Chalmers was held to have numerous valid reasons for dismissing Mr Talevis. Firstly, his continual touching of “a young female employee” was inappropriate. Chalmers had a duty of care towards Ms Jordan to protect her from Mr Talevis’ conduct. This duty of care justified the dismissal. The assertion that Ms Jordan had an obligation to tell Mr Talevis that she was not comfortable with his touching was rejected, as the Commission believed it was understandable that a young female may not feel able to tell a “much older man” to stop.
Secondly, the manner in which Mr Talevis communicated with Mr Harden was a valid reason for dismissal.
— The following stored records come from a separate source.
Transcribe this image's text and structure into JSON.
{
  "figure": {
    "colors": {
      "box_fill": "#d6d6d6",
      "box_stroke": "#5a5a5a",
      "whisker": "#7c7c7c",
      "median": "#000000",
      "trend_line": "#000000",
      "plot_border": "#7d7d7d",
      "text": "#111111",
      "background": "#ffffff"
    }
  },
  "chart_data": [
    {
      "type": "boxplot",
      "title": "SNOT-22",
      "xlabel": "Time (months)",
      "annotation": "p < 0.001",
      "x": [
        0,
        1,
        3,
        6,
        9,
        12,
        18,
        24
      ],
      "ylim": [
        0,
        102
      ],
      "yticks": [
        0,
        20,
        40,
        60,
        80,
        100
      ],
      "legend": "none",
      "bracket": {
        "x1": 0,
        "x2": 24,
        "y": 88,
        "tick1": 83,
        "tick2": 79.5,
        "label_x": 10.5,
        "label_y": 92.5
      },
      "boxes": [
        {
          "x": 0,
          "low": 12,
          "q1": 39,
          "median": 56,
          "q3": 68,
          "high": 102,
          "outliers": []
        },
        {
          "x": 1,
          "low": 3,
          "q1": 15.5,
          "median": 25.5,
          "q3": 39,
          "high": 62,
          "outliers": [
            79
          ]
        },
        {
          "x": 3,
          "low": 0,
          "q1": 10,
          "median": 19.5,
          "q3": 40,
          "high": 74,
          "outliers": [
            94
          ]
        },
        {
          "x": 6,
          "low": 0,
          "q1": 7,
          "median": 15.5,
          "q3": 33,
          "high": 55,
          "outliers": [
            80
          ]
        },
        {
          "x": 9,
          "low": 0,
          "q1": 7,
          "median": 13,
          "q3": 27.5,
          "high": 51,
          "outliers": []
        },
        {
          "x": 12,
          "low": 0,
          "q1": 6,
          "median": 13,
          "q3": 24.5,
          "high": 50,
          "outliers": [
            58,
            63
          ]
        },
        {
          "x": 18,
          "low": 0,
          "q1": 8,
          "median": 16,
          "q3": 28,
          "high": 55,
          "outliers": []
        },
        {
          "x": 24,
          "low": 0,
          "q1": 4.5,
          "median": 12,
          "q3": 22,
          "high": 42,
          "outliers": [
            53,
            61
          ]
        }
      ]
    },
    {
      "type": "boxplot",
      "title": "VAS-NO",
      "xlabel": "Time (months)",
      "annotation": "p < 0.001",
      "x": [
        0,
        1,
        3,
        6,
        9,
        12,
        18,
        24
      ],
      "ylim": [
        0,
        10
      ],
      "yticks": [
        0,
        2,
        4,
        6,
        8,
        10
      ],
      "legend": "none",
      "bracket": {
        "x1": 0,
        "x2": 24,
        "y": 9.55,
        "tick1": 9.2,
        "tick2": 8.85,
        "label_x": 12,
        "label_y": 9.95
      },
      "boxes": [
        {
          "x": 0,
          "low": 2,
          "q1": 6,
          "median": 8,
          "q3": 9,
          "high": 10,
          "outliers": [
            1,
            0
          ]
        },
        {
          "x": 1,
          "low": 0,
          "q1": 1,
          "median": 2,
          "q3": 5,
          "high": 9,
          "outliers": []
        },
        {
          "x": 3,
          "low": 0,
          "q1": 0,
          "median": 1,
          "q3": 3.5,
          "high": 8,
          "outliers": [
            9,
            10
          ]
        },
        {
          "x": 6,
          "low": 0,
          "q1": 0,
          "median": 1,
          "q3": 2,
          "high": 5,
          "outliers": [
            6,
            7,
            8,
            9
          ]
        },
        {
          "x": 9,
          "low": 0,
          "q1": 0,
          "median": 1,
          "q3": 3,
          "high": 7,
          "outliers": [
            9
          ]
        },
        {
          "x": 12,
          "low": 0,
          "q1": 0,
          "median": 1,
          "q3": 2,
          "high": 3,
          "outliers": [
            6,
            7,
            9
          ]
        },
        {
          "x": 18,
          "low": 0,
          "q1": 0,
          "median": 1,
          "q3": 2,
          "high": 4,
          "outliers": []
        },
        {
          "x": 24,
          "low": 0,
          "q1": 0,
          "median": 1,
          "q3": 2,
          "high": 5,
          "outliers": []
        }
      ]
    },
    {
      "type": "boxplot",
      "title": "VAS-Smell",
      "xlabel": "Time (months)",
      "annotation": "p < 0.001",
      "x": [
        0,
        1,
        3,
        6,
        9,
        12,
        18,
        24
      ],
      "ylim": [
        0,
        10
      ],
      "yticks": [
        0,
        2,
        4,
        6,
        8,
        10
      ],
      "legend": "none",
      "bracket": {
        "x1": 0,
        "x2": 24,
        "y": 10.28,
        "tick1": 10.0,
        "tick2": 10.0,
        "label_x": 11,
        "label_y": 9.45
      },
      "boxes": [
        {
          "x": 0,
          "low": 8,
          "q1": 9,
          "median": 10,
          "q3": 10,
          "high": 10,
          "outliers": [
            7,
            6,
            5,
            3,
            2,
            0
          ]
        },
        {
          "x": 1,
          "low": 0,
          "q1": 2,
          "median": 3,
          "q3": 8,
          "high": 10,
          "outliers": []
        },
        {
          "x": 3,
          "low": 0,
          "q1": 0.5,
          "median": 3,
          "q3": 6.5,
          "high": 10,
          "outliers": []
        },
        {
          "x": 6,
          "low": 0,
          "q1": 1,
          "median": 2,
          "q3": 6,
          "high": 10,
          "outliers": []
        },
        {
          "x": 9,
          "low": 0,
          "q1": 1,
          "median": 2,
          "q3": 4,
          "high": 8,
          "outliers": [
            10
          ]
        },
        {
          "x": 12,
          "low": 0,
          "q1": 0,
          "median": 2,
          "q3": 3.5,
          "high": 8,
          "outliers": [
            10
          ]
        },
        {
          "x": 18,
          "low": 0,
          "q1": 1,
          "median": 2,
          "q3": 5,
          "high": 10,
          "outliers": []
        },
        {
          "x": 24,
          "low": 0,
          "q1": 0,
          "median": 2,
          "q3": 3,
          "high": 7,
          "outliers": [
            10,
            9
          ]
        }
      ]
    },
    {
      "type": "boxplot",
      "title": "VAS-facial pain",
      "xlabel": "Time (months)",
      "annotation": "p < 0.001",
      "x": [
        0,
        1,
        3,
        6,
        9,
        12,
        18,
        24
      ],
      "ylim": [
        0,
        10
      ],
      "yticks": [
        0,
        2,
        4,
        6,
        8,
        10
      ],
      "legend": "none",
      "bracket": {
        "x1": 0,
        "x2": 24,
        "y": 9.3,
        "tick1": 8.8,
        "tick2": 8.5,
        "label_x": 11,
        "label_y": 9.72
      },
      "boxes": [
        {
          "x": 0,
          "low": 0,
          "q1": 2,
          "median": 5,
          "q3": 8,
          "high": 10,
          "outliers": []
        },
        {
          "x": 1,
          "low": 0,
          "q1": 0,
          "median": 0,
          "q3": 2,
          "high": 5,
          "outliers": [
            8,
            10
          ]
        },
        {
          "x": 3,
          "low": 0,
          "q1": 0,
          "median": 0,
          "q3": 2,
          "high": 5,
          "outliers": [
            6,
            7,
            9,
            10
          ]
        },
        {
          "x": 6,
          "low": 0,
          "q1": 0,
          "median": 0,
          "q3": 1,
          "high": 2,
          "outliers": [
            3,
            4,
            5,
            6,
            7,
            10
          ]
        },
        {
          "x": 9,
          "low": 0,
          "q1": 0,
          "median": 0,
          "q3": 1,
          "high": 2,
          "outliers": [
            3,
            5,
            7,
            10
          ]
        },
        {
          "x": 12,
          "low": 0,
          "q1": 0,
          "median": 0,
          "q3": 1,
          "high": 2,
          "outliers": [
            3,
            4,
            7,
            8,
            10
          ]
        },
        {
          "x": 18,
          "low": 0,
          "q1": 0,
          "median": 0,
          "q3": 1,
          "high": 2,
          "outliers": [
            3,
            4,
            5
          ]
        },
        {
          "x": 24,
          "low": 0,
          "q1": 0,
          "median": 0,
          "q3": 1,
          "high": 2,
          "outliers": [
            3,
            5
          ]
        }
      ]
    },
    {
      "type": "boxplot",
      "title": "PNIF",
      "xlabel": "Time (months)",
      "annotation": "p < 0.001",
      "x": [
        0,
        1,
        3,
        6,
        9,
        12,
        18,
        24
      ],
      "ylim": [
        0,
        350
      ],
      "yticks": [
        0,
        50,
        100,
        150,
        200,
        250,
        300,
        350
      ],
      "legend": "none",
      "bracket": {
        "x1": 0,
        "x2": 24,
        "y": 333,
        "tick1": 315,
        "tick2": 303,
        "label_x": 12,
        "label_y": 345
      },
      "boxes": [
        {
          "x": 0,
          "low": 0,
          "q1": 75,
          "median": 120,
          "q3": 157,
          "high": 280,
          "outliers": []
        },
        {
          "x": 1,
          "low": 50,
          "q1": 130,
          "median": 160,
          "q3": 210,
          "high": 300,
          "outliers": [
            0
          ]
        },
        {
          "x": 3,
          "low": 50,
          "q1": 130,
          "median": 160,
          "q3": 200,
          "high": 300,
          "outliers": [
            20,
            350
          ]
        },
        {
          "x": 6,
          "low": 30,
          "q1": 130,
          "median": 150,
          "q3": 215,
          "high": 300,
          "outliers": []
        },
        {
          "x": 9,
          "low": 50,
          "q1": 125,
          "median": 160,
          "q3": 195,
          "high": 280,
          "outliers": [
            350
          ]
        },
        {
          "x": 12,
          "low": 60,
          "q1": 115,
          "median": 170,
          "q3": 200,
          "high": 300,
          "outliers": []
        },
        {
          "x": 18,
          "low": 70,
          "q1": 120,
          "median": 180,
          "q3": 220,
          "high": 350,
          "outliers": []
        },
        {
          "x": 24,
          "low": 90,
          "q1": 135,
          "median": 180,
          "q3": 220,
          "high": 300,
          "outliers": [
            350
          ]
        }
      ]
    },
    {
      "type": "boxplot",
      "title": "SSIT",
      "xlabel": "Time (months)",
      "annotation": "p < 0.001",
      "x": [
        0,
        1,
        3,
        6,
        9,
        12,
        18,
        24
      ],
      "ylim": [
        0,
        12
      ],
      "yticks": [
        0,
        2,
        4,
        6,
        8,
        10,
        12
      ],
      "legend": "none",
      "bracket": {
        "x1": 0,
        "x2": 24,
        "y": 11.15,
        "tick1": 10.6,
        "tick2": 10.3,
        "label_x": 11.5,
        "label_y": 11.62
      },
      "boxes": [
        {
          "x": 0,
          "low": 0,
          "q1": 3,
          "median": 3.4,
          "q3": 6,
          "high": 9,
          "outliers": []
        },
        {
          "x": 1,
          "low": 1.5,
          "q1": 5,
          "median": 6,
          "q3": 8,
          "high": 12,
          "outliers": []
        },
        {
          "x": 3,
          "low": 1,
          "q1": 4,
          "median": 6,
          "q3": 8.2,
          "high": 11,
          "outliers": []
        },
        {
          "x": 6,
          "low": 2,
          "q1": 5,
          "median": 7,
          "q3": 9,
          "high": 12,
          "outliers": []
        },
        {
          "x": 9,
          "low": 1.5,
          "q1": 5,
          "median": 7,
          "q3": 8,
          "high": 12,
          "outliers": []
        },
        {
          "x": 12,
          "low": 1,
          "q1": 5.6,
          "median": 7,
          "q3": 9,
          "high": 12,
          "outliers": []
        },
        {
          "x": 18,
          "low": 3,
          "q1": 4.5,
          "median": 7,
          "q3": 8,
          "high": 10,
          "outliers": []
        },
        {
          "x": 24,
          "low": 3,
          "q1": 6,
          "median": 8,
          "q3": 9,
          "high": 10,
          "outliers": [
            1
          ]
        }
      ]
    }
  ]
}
The Commission stated that while Mr Talevis’ actions should be considered in the context of the “rough and tumble” nature of the workplace, his conduct was entirely inappropriate.
Thirdly, Mr Talevsis’ refusal to follow reasonable and lawful directions to leave Mr Harden’s office, to leave the workplace and to not enter the management building was a valid reason for dismissal.
Key issues for employers
This case suggests that inappropriate conduct is a valid reason for dismissal even if no formal complaint is made about the conduct. Employers have a duty of care to ensure the wellbeing of their employees. This justifies a proportionate response by the employer against employees who threaten the wellbeing of other employees. However, employers should be aware that just because a valid reason for dismissal exists does not mean the dismissal will not be harsh, unjust or unreasonable. Other disciplinary action should be considered, and the employee must be provided procedural fairness.